The scripture at the heart of #walklovedo was Micah 6:6-8
With what shall I come before the Lord
and bow down before the exalted God?
Shall I come before him with burnt offerings,
with calves a year old?
7 Will the Lord be pleased with thousands of rams,
with ten thousand rivers of olive oil?
Shall I offer my firstborn for my transgression,
the fruit of my body for the sin of my soul?
8 He has shown you, O mortal, what is good.
And what does the Lord require of you?
To act justly and to love mercy
and to walk humbly with your God.
Thus out of the 12 views shared:
- In Ethiopia people walked everywhere, including in the middle of highways.
- In the Ethiopian church, Christian education focused on rote memorization to an extreme. This was a requirement (It was freaky how my original partner and I had an Ethiopian slant to this)***
- Don’t remember
- Walking humbly can be considered walk prudently and confidence in our beliefs is part of this.
- The scriptures point out the failures of works based salvation, and how futile our sacrifices are.
- The first born sacrifice of parents due to bad theology when their kid comes out as gay and they disown him/her, their church disowns him/her, and the kid attempts suicide. ***
- Don’t remember
- Don’t remember
- That only the super wealthy could possibly be able to make such sacrifices. Ie, who could own thousands of rams or ten thousand rivers of olive oil?
- That burned up offerings turn to ash, and our bodies return to dust, but what we do matters, even though justice may take generations for change. “The arc of the moral universe is long, but it bends toward justice” MLK***
- Don’t remember
- Don’t remember exactly, but talked about errant Christian radio, and how despite heartburn, it is useful to listen so we are ready to respond.
Thus the listening failures for me tend to occur when the second set of views is added. In part, this could be do to that fact I’m not presenting their views to the group, and as such memory circuits are not engaged in a similar fashion. There is also an issue that comingling of ideas tends to occur more so at that stage than earlier. Over time and with practice, I would expect listening failure to become less of a factor.
In his book “Joining God, Remaking Church, Changing the World” Alan Roxburg describes dwelling in the word.
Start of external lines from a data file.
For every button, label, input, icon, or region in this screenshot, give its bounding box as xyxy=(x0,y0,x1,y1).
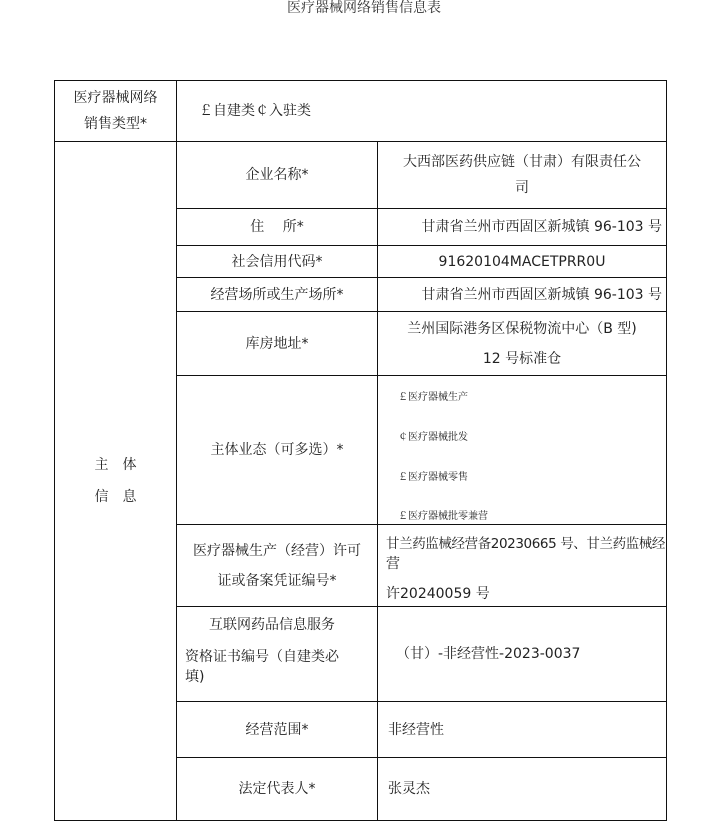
company-name-value-line1: 大西部医药供应链（甘肃）有限责任公 xyxy=(403,154,641,170)
credit-code-label: 社会信用代码* xyxy=(231,253,323,270)
address-label: 住 所* xyxy=(250,219,304,235)
sales-type-value: ￡自建类￠入驻类 xyxy=(199,103,311,119)
biz-mode-option-retail[interactable]: ￡医疗器械零售 xyxy=(398,472,468,483)
legal-rep-value: 张灵杰 xyxy=(388,781,430,797)
warehouse-value-line1: 兰州国际港务区保税物流中心（B 型) xyxy=(407,320,637,337)
internet-label-line2: 资格证书编号（自建类必 xyxy=(185,649,339,665)
warehouse-label: 库房地址* xyxy=(245,335,309,352)
scope-label-cell xyxy=(176,701,378,758)
internet-label-line3: 填) xyxy=(185,669,205,685)
biz-mode-option-wholesale[interactable]: ￠医疗器械批发 xyxy=(398,432,468,443)
credit-code-label-cell xyxy=(176,245,378,278)
page-title: 医疗器械网络销售信息表 xyxy=(287,0,441,16)
biz-mode-label: 主体业态（可多选）* xyxy=(210,442,344,458)
scope-value-cell xyxy=(377,701,667,758)
biz-mode-option-production[interactable]: ￡医疗器械生产 xyxy=(398,392,468,403)
address-label-cell xyxy=(176,208,378,246)
biz-place-value-cell xyxy=(377,277,667,312)
license-label-cell xyxy=(176,524,378,607)
sales-type-label-line1: 医疗器械网络 xyxy=(73,90,158,106)
company-name-value-line2: 司 xyxy=(515,180,529,196)
sales-type-label-cell xyxy=(54,80,177,142)
license-label-line1: 医疗器械生产（经营）许可 xyxy=(193,542,361,559)
warehouse-value-cell xyxy=(377,311,667,376)
internet-label-cell xyxy=(176,606,378,702)
scope-value: 非经营性 xyxy=(388,721,444,738)
biz-place-value: 甘肃省兰州市西固区新城镇 96-103 号 xyxy=(421,286,662,303)
address-value: 甘肃省兰州市西固区新城镇 96-103 号 xyxy=(421,219,662,235)
company-name-label-cell xyxy=(176,141,378,209)
internet-label-line1: 互联网药品信息服务 xyxy=(209,617,335,633)
license-value-line1: 甘兰药监械经营备20230665 号、甘兰药监械经 xyxy=(386,536,666,552)
license-label-line2: 证或备案凭证编号* xyxy=(217,572,337,589)
biz-mode-label-cell xyxy=(176,375,378,525)
biz-place-label: 经营场所或生产场所* xyxy=(210,286,344,303)
warehouse-value-line2: 12 号标准仓 xyxy=(482,350,562,367)
subject-info-label-line1: 主 体 xyxy=(94,457,137,473)
internet-value: （甘）-非经营性-2023-0037 xyxy=(396,646,581,662)
sales-type-label-line2: 销售类型* xyxy=(84,116,147,132)
biz-mode-option-wholesale-retail[interactable]: ￡医疗器械批零兼营 xyxy=(398,511,488,522)
sales-type-value-cell xyxy=(176,80,667,142)
legal-rep-value-cell xyxy=(377,757,667,821)
address-value-cell xyxy=(377,208,667,246)
scope-label: 经营范围* xyxy=(245,721,309,738)
internet-value-cell xyxy=(377,606,667,702)
legal-rep-label-cell xyxy=(176,757,378,821)
company-name-label: 企业名称* xyxy=(245,167,309,183)
license-value-cell xyxy=(377,524,667,607)
credit-code-value-cell xyxy=(377,245,667,278)
license-value-line2: 营 xyxy=(386,556,400,572)
biz-mode-value-cell xyxy=(377,375,667,525)
legal-rep-label: 法定代表人* xyxy=(238,781,316,797)
credit-code-value: 91620104MACETPRR0U xyxy=(438,253,606,270)
license-value-line3: 许20240059 号 xyxy=(386,586,490,602)
warehouse-label-cell xyxy=(176,311,378,376)
subject-info-label-line2: 信 息 xyxy=(94,489,137,505)
company-name-value-cell xyxy=(377,141,667,209)
subject-info-label-cell xyxy=(54,141,177,821)
biz-place-label-cell xyxy=(176,277,378,312)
Dwelling in the Word is different from the practice of Bible study. In Bible study we analyze a passage in order to get at its basic meaning. Usually such analysis depends on study guides, commentaries, and teaching summaries. The goal is to get a clear understanding of what the text was intended to say and, sometimes, how to apply it to our lives … Dwelling in the Word is a different practice with different goals and therefore a different method. “Dwelling” suggests sitting before and living with. We bring ourselves and wait (or dwell) before the text in a spirit of receptivity. Dwelling is not driven by the need to get the text right, but by the desire to listen for how God might be addressing us. We might say Bible study is how we read the text; dwelling is letting the text read us.”
I think its a fascinating approach, but its also one where in a critical mass of willing parties is needed… and to get buy in by such a group, it truly needs to be experienced in a positive light. I never liked it in the past, nor did I see much value in it as it was a random thing we’d do on some Sundays and about all I could remember was how rushed and superficial it was. Light bulbs came this past weekend, as it was a daily practice with the same set of scriptures over a 3 day period with hundreds of folks from 74 different churches.
Could one get buy-in from folks attending the average 65 person church? Is it sustainable in a smaller church since one will eventually run out of “reasonably friendly looking strangers” Can it work successfully when its mostly lay persons as contrasted with sessions where in there was a 1:4 chance of having a pastor in said group?